|Date(s):||November 1855 to January 1856|
|Tag(s):||Crime/Violence, Politics, Urban-Life/Boosterism|
|Course:||“Rise And Fall of the Slave South,” University of Virginia|
In 1855, John Sergeant Wise, the young son of the newly elected Governor Henry Wise, was desperately trying to adapt to his new home in Richmond, Virginia. Having previously come from a rural town, John Wise was mocked by his schoolmates for being a provincial bumpkin. However, most of the abuse from his fellow students was due to his father's political persuasion as a Democrat. In one particular passage of his writing, he recounted how his days as a schoolboy in Richmond were comprised of deflecting taunts, and fighting off bullying from the sons of Whig and Know-Nothing citizens who were instilled with a hatred of all things Democrat. At this time, the Whigs had essentially joined forces with the new American, or Know-Nothing Party, against the Democrats. Many of Henry Wise's votes had come from the rural Virginia farmers and yeoman, while Richmond itself was a stronghold of Know-Nothingism.

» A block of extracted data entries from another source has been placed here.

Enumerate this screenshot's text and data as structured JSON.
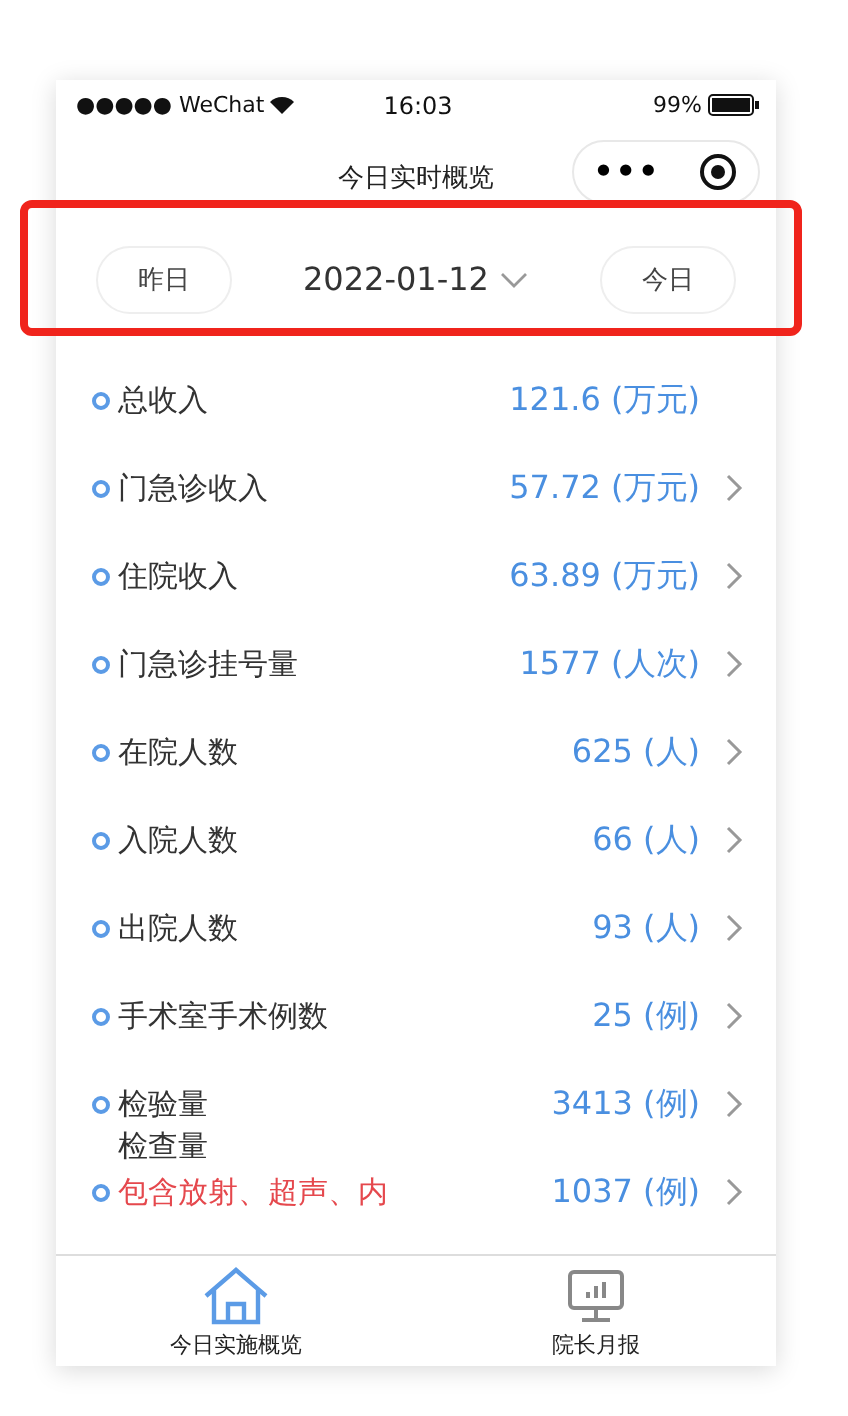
{
  "status_bar": {
    "carrier": "●●●●● WeChat",
    "time": "16:03",
    "battery": "99%"
  },
  "nav": {
    "title": "今日实时概览",
    "menu": "•••"
  },
  "date_bar": {
    "prev": "昨日",
    "date": "2022-01-12",
    "next": "今日"
  },
  "rows": [
    {
      "kind": "metric",
      "label": "总收入",
      "value": "121.6 (万元)",
      "arrow": false
    },
    {
      "kind": "metric",
      "label": "门急诊收入",
      "value": "57.72 (万元)",
      "arrow": true
    },
    {
      "kind": "metric",
      "label": "住院收入",
      "value": "63.89 (万元)",
      "arrow": true
    },
    {
      "kind": "metric",
      "label": "门急诊挂号量",
      "value": "1577 (人次)",
      "arrow": true
    },
    {
      "kind": "metric",
      "label": "在院人数",
      "value": "625 (人)",
      "arrow": true
    },
    {
      "kind": "metric",
      "label": "入院人数",
      "value": "66 (人)",
      "arrow": true
    },
    {
      "kind": "metric",
      "label": "出院人数",
      "value": "93 (人)",
      "arrow": true
    },
    {
      "kind": "metric",
      "label": "手术室手术例数",
      "value": "25 (例)",
      "arrow": true
    },
    {
      "kind": "metric",
      "label": "检验量",
      "sublabel": "检查量",
      "value": "3413 (例)",
      "arrow": true
    },
    {
      "kind": "note",
      "label": "包含放射、超声、内",
      "value": "1037 (例)",
      "arrow": true
    }
  ],
  "tabs": [
    {
      "label": "今日实施概览",
      "selected": true
    },
    {
      "label": "院长月报",
      "selected": false
    }
  ]
}
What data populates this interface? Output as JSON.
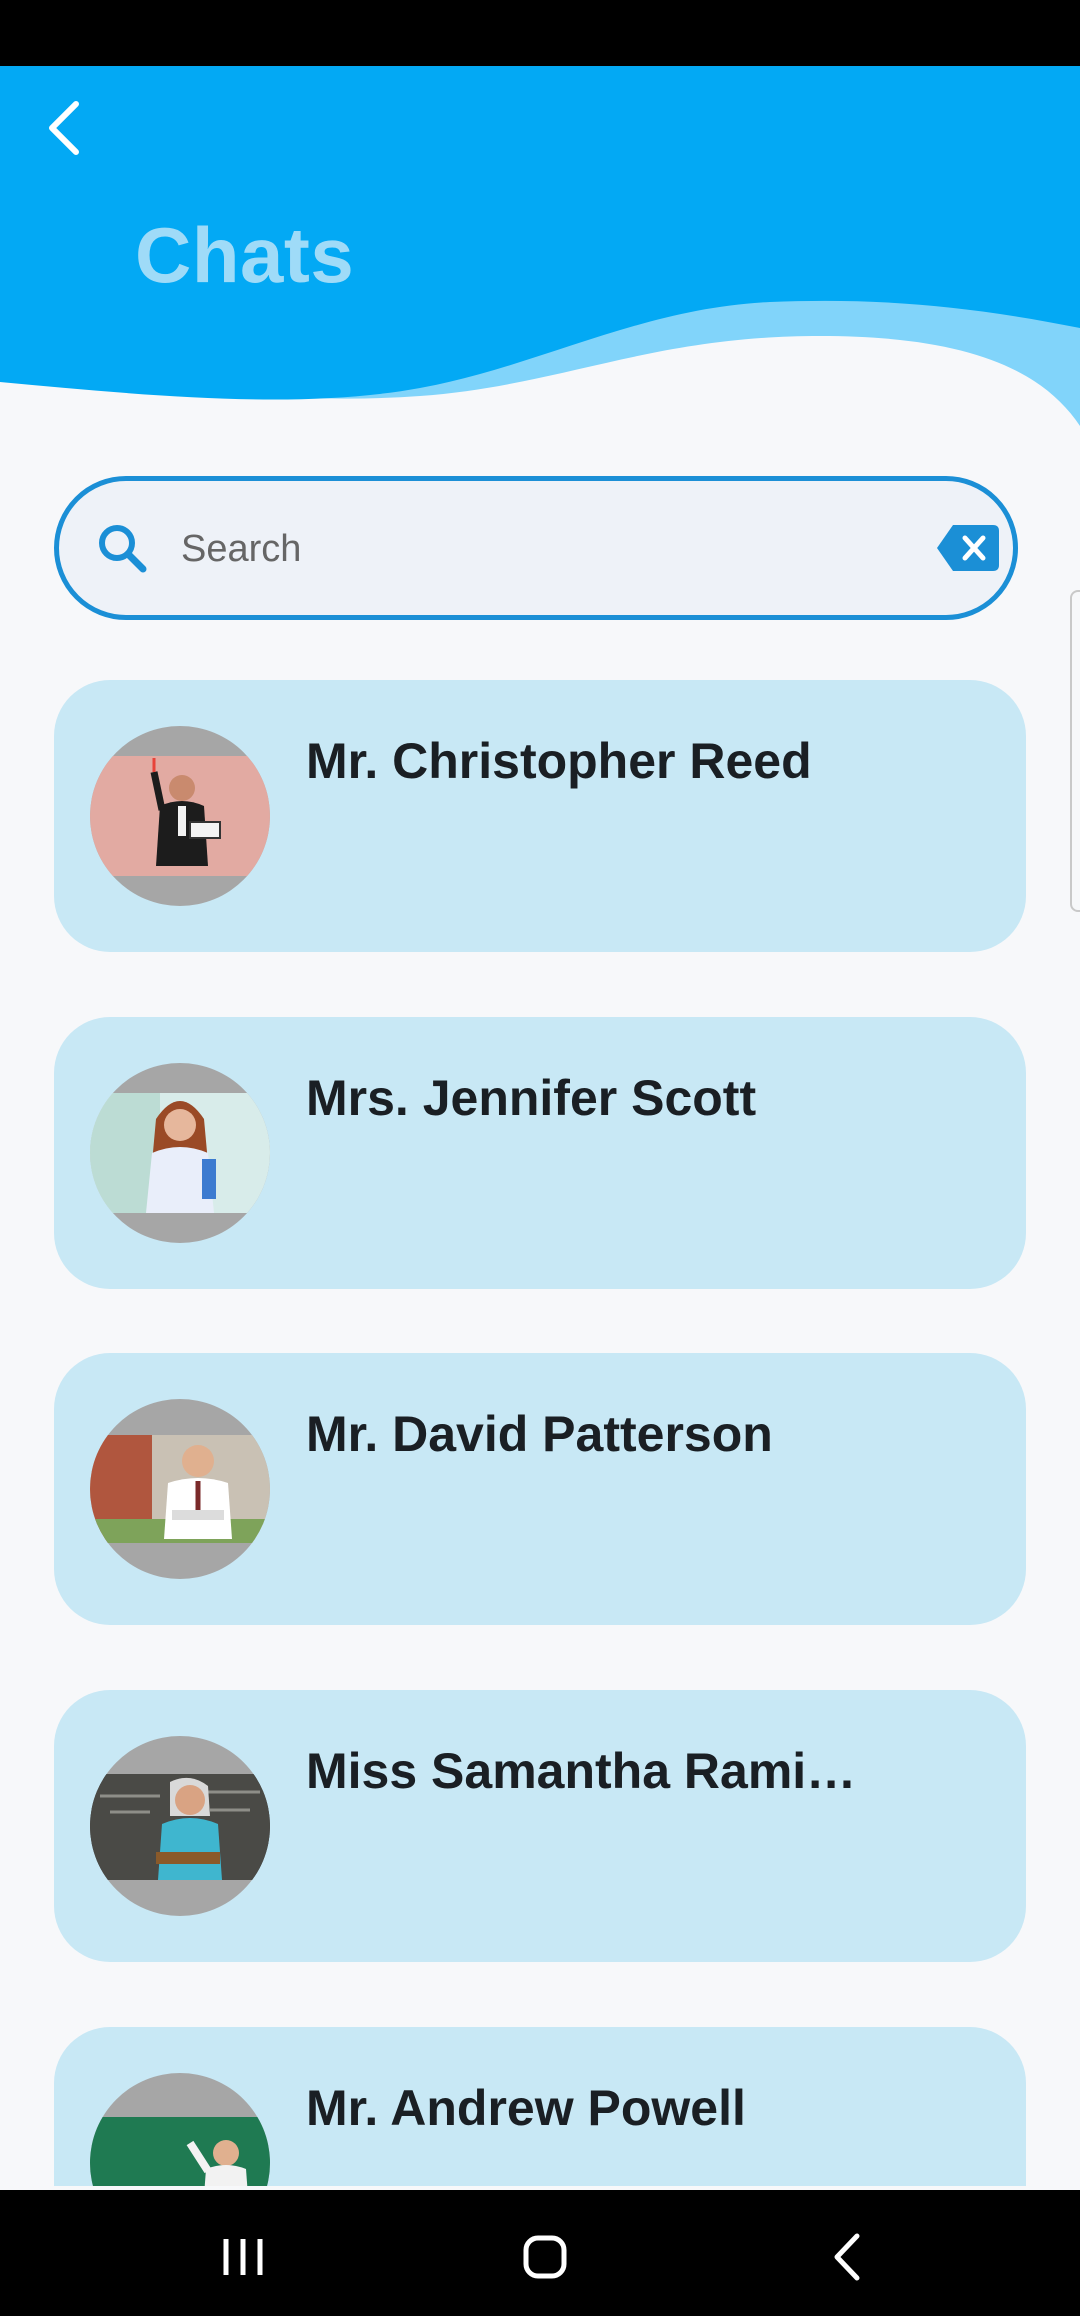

The American Party, also known as the Know-Nothings, began in 1855. It was founded along the lines of a secret society with elaborate initiation rituals, and a series of secret passwords and coded communications between its members. Its platform was essentially radical nationalism that included anti-immigration and anti-Catholicism stances. As the Whig party began to slowly loose strength in the United States, members often threw their allegiance to the Know-Nothing Party in an attempt to continue fighting the Democrats. The Know-Nothings took power in some Northern states, and were so strong in Richmond that Democrats were referred to as The Spartan Band there.